Almost 2 months into 2017, I figured it was time for a quick blog update on what’s new and in store for the year ahead. On February 13, my wife and I welcomed into the world our healthy and happy baby daughter, Aurora Jade Patino. All is well and she’s fit right in at home with her brother Judah. It’s exciting and terrifying having a newborn again but I’m cherishing each day that passes and the moments we have already shared. Over the past couple of months I’ve put on hold any travel and reduced my work load to the occasional local workshop here and there, allowing me to spend some quality time with those that mean the most to me, particularly before the busy year ahead.

Looking ahead to the rest of the year, the calendar is quite full with multiple workshops being ran in New Zealand, Iceland and Canada, as well as my first trip to Patagonia. I’m really looking forward to being in the presence of some of the world’s most humbling landscapes again, sharing these adventures with new and familiar faces. As much as I dearly miss my family whilst abroad, I feel compelled to continue on this path, something I’m thankful for each and every day.

Regarding my personal photography, I feel as though I’m at the beginning of a new chapter. As the years have gone on, I’ve began to realise my own vision, establishing what it is that I’m most passionate about and what drives and fulfils me as a photographer. Each day I see ‘easy’ to photograph scenes but the desire to capture them is gone. A deeper progression is needed. The absence of man made structures, finer detail to light and further exploring abstraction are what I feel drawn to at present, particularly in mountainous areas which have dominated my recent work. Of course this can and most likely will change, however I’m eager to see what opportunities are presented throughout the year, particularly with a more critical eye. Ultimately it’s the continual pursuit of the sublime, an attempt to capture but a fraction of the emotion and awe that overwhelms one, when in the presence of rare and fleeting natural beauty.

Below are the only landscape images I’ve made so far this year with some descriptions underneath.

Cathedral Rocks sea cave

A familiar location I know well, through running workshops as well as making my own imagery here, Cathedral Rocks at Kiama is the one place I have visited the most over the years. I’ve been relatively content with the photo’s I’d made in the past however re-doing my 2013 ‘Meridian’ at high tide has always been on my mind, particularly with the original being quite out-dated. Of course, the light, tide and sun direction all needed to align but after a few attempts this summer, I managed to create what I envisioned.

To make this I needed to use 2 exposures to capture the large dynamic range, water movement as well as a focal length blend on the spire to overcome the wide angle perspective distortion. An aperture of F16 was used to create the sun star.

As I continue on this journey, the meaning behind my original shot still stays the same and is reflected here; stepping out from darkness into light , finding stability an ever changing and decaying world.

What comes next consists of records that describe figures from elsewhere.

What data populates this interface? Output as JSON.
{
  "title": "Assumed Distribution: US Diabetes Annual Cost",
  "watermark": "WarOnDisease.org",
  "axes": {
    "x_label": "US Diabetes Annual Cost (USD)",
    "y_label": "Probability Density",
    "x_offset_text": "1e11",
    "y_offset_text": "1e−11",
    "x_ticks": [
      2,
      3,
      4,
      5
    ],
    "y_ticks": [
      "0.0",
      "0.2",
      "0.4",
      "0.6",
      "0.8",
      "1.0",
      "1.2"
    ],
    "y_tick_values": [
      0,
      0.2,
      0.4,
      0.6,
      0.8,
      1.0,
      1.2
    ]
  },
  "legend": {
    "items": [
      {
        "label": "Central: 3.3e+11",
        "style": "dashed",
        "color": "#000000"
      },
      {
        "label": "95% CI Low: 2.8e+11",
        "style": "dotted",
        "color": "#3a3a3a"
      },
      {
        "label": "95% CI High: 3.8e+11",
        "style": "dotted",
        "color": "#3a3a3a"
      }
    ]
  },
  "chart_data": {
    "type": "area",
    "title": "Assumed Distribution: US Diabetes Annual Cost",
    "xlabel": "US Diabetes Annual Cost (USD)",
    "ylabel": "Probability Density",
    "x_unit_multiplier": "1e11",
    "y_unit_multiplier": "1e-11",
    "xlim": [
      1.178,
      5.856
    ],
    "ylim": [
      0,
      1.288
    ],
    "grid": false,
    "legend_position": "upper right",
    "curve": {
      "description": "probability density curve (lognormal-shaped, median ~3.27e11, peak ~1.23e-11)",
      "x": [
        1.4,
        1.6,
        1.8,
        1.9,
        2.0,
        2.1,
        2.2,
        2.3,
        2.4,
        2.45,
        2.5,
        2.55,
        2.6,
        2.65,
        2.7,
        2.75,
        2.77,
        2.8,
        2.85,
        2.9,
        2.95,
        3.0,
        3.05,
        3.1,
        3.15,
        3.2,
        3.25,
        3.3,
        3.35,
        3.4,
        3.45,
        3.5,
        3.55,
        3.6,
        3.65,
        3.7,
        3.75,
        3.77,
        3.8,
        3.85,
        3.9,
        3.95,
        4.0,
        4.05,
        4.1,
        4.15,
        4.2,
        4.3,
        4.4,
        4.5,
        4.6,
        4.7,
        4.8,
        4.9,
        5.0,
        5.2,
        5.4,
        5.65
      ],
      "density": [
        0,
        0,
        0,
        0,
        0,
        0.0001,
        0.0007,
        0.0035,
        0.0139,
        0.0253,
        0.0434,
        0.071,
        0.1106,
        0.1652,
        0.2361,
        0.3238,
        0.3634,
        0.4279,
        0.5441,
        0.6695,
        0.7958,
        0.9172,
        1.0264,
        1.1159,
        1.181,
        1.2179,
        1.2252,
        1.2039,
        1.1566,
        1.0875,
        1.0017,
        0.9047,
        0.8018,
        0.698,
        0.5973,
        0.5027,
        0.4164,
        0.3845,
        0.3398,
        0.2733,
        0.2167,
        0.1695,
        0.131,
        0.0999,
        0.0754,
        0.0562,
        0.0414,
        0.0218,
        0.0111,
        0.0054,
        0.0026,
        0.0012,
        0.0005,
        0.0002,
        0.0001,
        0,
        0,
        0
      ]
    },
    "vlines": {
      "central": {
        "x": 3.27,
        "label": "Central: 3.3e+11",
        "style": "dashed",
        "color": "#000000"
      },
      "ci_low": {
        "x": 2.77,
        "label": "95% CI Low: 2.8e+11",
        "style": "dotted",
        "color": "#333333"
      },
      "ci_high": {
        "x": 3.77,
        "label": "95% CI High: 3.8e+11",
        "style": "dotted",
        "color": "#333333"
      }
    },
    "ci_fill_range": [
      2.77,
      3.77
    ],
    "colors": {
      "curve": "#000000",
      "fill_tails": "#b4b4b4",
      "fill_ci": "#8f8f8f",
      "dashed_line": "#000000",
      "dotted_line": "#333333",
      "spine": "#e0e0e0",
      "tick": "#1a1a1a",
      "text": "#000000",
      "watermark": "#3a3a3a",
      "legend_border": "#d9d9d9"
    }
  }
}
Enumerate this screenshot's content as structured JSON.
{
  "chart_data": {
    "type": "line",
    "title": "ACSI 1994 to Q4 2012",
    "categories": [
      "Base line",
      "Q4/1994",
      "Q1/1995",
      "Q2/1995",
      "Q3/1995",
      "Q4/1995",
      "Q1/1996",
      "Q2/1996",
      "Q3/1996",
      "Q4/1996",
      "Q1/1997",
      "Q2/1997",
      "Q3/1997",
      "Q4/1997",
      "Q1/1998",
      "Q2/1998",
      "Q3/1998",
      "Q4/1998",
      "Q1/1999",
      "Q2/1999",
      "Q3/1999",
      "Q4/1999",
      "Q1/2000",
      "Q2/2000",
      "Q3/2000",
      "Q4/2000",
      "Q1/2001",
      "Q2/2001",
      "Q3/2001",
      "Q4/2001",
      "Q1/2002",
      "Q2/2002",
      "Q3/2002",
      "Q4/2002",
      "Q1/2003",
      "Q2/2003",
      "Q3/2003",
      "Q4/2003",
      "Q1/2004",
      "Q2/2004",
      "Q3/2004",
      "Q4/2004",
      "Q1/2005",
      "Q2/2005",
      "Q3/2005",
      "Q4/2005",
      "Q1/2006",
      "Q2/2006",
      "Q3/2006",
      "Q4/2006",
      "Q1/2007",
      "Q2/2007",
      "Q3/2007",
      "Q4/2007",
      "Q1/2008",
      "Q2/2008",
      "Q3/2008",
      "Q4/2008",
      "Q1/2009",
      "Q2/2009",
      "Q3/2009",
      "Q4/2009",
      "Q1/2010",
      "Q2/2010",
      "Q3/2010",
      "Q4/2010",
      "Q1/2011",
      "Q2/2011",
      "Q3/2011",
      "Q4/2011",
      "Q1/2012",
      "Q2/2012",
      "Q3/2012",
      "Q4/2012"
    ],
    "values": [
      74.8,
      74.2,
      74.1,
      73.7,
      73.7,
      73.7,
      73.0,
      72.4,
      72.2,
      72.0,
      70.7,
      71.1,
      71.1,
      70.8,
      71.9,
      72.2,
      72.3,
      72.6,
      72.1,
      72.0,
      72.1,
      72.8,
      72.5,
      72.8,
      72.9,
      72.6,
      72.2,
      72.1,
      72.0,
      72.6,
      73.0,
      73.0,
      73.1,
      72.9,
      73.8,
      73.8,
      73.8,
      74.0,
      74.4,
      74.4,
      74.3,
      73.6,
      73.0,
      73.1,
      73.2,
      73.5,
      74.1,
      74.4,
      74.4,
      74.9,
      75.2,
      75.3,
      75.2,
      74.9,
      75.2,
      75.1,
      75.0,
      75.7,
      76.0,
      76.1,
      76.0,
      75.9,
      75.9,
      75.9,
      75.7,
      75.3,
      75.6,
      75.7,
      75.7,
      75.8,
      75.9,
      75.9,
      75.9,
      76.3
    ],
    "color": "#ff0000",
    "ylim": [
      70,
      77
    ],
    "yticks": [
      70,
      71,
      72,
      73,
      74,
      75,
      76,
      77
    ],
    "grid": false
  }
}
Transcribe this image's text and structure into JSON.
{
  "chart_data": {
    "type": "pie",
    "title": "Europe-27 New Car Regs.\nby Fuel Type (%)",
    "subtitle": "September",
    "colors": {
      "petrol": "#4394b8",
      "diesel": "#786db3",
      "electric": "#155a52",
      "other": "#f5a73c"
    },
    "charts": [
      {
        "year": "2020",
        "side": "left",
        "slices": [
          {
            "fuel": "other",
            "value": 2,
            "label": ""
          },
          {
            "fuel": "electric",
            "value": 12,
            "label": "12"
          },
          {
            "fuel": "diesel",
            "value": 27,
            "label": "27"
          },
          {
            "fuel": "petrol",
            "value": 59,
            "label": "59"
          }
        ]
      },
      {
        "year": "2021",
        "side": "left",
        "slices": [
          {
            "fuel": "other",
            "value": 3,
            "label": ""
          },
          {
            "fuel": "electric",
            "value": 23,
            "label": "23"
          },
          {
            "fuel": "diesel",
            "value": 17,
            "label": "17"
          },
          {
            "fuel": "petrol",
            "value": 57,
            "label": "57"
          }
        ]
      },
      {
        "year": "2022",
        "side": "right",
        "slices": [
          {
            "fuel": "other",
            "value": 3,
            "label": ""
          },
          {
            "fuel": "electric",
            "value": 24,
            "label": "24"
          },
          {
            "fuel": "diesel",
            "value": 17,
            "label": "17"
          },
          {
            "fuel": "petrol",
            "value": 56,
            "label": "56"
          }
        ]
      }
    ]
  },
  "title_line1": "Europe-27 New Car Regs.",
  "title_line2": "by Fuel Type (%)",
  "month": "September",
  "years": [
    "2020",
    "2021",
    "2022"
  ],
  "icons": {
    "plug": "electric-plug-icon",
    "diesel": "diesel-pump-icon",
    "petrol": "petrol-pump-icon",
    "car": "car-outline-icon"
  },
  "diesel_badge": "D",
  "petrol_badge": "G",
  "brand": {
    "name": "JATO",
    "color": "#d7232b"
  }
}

I recently returned to the Budawangs with my friend and fellow photographer/hiker Chris Wiewiora. This was our third trip to the national park and very reminiscent of our previous treks with scorching summer heat, scratched up legs and some of Australia’s finest mountain and wilderness views. Summiting the Castle and Mt Nibelung on our last visits, we headed further north this time and ascended the ‘Shrouded God’s’ mountain. After a failed attempt on day 1 we ended up admitting defeat and sleeping inside a cave just a few mere vertical metres below the summit. With the protective shade from the cave, we both managed the one of the biggest sleeps we’ve had in years, waking refreshed and determined to make it to the top. We eventually made it up and were welcomed by much grander views than below. The thick scrub still made it difficult to traverse as far east as I would’ve liked so we made it as far as we could and set up camp tucked away in a cosy corner of scrub.

The weather fluctuated quite a bit through the next 24 hours and by sunset things moved very fast. Within an hour the sky went from 100% clear to visibility being reduced to just a few feet in front of us. Fortunately it was quite atmospheric and I managed to capture one image I liked just as the last light of day ignited the western face of the iconic Castle.